- Dates for Italy’s play-off against Sweden: 10 November in Solna, 13 November in Milan
- Bonucci was named in the FIFA FIFPro World11 2017
- Italy have appeared at every World Cup since 1958
Way back in July 2015, Spain and Italy were drawn alongside each other in the same FIFA World Cup™ qualification group. From the moment the draw was made, it was widely foreseen that the group would be a two-horse race between these two former world champions. Ultimately the Spaniards prevailed, claiming top spot and automatic qualification to Russia 2018.
Four-time winners Italy have only missed out twice on the FIFA World Cup finals, having been absent from the inaugural edition in Uruguay in 1930 and again when the tournament was held in Sweden in 1958. Runners-up in Group G behind Spain, they must now survive a tough-looking play-off over two legs against the Swedes if they are to extend their record of having appeared at every World Cup since then.

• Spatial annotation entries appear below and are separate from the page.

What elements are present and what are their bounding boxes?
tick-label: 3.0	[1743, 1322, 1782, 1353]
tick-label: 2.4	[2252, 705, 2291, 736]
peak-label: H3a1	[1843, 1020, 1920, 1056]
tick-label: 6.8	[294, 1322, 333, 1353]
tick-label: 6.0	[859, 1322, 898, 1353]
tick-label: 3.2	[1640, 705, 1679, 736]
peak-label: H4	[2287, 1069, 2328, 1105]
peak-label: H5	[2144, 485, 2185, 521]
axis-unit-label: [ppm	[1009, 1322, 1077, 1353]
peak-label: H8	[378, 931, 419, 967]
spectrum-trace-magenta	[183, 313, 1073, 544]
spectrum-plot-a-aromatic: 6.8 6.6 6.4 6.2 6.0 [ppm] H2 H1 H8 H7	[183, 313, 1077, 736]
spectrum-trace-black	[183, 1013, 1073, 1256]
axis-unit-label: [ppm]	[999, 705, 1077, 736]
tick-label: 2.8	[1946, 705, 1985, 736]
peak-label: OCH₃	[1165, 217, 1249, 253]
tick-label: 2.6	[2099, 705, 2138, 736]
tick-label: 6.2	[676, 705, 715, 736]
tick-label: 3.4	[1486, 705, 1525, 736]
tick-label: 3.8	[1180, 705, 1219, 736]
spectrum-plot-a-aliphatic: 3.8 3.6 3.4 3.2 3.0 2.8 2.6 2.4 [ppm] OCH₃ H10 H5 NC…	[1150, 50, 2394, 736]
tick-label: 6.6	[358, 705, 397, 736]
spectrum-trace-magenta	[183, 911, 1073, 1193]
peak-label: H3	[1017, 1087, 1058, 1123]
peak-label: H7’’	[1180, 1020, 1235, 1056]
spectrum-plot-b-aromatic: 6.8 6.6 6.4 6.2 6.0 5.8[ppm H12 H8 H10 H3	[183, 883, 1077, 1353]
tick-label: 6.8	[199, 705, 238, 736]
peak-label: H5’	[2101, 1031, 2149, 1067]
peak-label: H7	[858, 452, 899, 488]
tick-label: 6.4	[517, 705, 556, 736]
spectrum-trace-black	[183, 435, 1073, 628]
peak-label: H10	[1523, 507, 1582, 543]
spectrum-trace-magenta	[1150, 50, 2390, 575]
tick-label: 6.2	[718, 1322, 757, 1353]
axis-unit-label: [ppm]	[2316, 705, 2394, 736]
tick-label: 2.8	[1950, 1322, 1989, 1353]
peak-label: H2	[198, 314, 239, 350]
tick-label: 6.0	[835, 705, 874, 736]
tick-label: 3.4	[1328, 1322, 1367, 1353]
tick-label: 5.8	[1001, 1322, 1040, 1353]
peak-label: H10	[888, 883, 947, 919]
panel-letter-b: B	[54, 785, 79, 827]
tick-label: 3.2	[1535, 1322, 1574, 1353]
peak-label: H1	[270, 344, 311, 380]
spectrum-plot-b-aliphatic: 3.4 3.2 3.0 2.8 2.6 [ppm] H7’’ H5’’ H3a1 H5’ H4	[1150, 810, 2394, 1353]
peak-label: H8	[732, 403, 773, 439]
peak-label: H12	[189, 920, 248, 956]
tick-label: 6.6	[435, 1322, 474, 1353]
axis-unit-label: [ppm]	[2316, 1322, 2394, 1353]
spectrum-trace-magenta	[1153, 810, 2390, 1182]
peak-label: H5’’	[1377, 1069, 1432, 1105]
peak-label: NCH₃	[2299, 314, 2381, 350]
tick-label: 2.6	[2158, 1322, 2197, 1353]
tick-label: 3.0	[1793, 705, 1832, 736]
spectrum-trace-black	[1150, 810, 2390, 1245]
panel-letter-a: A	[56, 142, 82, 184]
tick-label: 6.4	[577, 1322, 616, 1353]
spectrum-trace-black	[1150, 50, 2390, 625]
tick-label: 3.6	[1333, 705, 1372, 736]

FIFA.com caught up with Leonardo Bonucci, recently named a member of the FIFA FIFPro World11 2017, to get an Italian perspective on this crunch tie.
— FIFA World Cup (@FIFAWorldCup) November 8, 2017
Italy’s qualification for the World Cup will be decided in a play-off against Sweden. What are you expecting from these fixtures?
The play-off against Sweden presents two very difficult games against what is a very strong team, as shown in the group stage when they beat the Netherlands. It’ll be tough. But we’re Italy, and missing out on the World Cup is not an option.
What are the qualities of this Sweden team that can make life difficult for Italy?
It’s a team that has made up for losing one of its best ever players, in Zlatan Ibrahimovic, by staying compact and looking to surprise the opposition. They’re not going to sit back, they fight for every ball.
In the same sense, what are the weapons that Italy possess against Sweden?
The qualities that we need to show in these two games are the same as ever. We have to stick together as a group, to be willing to make the sacrifice for each other, to be humble and to always give it our all. The history of Italian football shows us that this is how we have achieved success, be it with the national team or at club level. The last time Italy won the World Cup, there was a lot of chaos externally but the whole country got behind the team and we won the tournament thanks to that magnificent squad of 23 and the maestro [Marcello] Lippi. Our strength is that we remain united in difficult times. So even though Italian football is not going through its most glorious period right now, we’re determined to put an end to our bad run and this is what we’re going to show out on the pitch against Sweden.
Did you know?
- Sweden and Italy have played each other 23 times, with 11 victories for the Italians and 4 draws.
Italy had a tough time of it in their qualification group. In your opinion, what caused that uncertainty within La Squadra Azzurra?
The defeat against Spain created some problems. We thought that we were, if not better than Spain, then better than the account we gave of ourselves out on the pitch. That undermined the confidence of the group a bit. But the national team is going through a phase of regeneration and we have to be patient. As the older members of the squad, we need to motivate the young players to always give 100 per cent.
Italy have not missed out on a World Cup since 1958. Does this put even more pressure on the team?
We mustn’t create more pressure for ourselves. The situation is what it is, but we know – in difficult times – that we as Italians always manage to give that little bit more, that extra millimetre that will get us to the World Cup.